Does wellbeing start from the top?
According to Anna, leaders need to co-create policies on things like flexible working alongside employees, treating them as “key stakeholders” as they would their clients or customers. She also suggested that leaders have a responsibility to look after themselves to ensure they can look after others, much like the imperative to put your oxygen mask on first on the plane before helping the person next to you.
Gemma pointed out the necessity for many, including mothers, to behave as if their ‘personal’ life doesn’t exist. Tony agreed, pointing to the beloved clip of a BBC interviewee’s child appearing on camera as a potential turning point in this area.
Is ‘hybrid work’ here to stay?
Toby asked the group how they were managing the changes associated with hybrid or remote working.
Anna stressed the importance of understanding that there is no ‘one size fits all’ policy, and that some people prefer to have some face-to-face contact.
Helen recounted her experiences of self-employment and working alone, and pointed out that remote working is more challenging in current times because the promises of solitude and a space to concentrate are no longer there. She also pointed out the “commercial imperative” to hold onto staff, and that this necessitates a more human approach amongst business.
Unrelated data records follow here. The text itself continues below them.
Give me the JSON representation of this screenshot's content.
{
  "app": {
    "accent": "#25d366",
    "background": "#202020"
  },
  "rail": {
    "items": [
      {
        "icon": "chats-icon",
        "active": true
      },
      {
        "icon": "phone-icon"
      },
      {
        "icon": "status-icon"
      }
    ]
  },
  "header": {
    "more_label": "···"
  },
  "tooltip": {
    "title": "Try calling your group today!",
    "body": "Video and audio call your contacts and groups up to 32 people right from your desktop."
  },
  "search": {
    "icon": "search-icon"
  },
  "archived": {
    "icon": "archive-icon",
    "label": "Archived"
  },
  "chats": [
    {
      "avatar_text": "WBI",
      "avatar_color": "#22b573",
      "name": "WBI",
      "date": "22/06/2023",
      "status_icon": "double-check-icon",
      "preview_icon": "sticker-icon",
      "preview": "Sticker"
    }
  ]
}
Chloe explained the necessity for managers to practice basic human empathy, suggesting that employers should develop their skills in this area if they are not well-equipped.
Dan spoke some more about the potential importance of the BBC clip, pointing out that one of the factors that made it go viral was the interviewee’s unnatural behaviour. It was strange and uncomfortable to watch a father behave towards his child in that way, and perhaps this helped people understand the different personas they adopt in working and ‘personal’ life.
Anna spoke about “bringing your whole self to work”. She also spoke of the importance of IQ and EQ, alongside the DQ or ‘decency quotient’ – a metric that she said “was really what I was missing”.
Alicia stressed that workplace culture is a responsibility that goes beyond HR or the people team, and that employees struggling with things like mental illness should be able to speak to anyone within the organisation, from the CEO down. As she says, “we’re all just human beings.”
Any last advice?
Toby asked if the panel had any pieces of wisdom to extend to teams navigating this new world of work.
Helen stressed the importance of not “waiting for the battery to get to zero” before taking a break or seeking support.
Chloe pointed out the vital importance of basic physical care, including taking breaks from computer screens, taking regular short exercise, and resting your eyes.
Alicia said “putting your employees at the heart of your business is very, very key,” along with learning to spot the signs of burnout.
Dan said it’s important to “instil a culture where people can be themselves”, and that this involves “being clear and authentic about who you are.”
Anna rounded off the event with a summation of her advice: “Invest in employee experience in the same way you invest in your customer experience, and you will succeed in both.”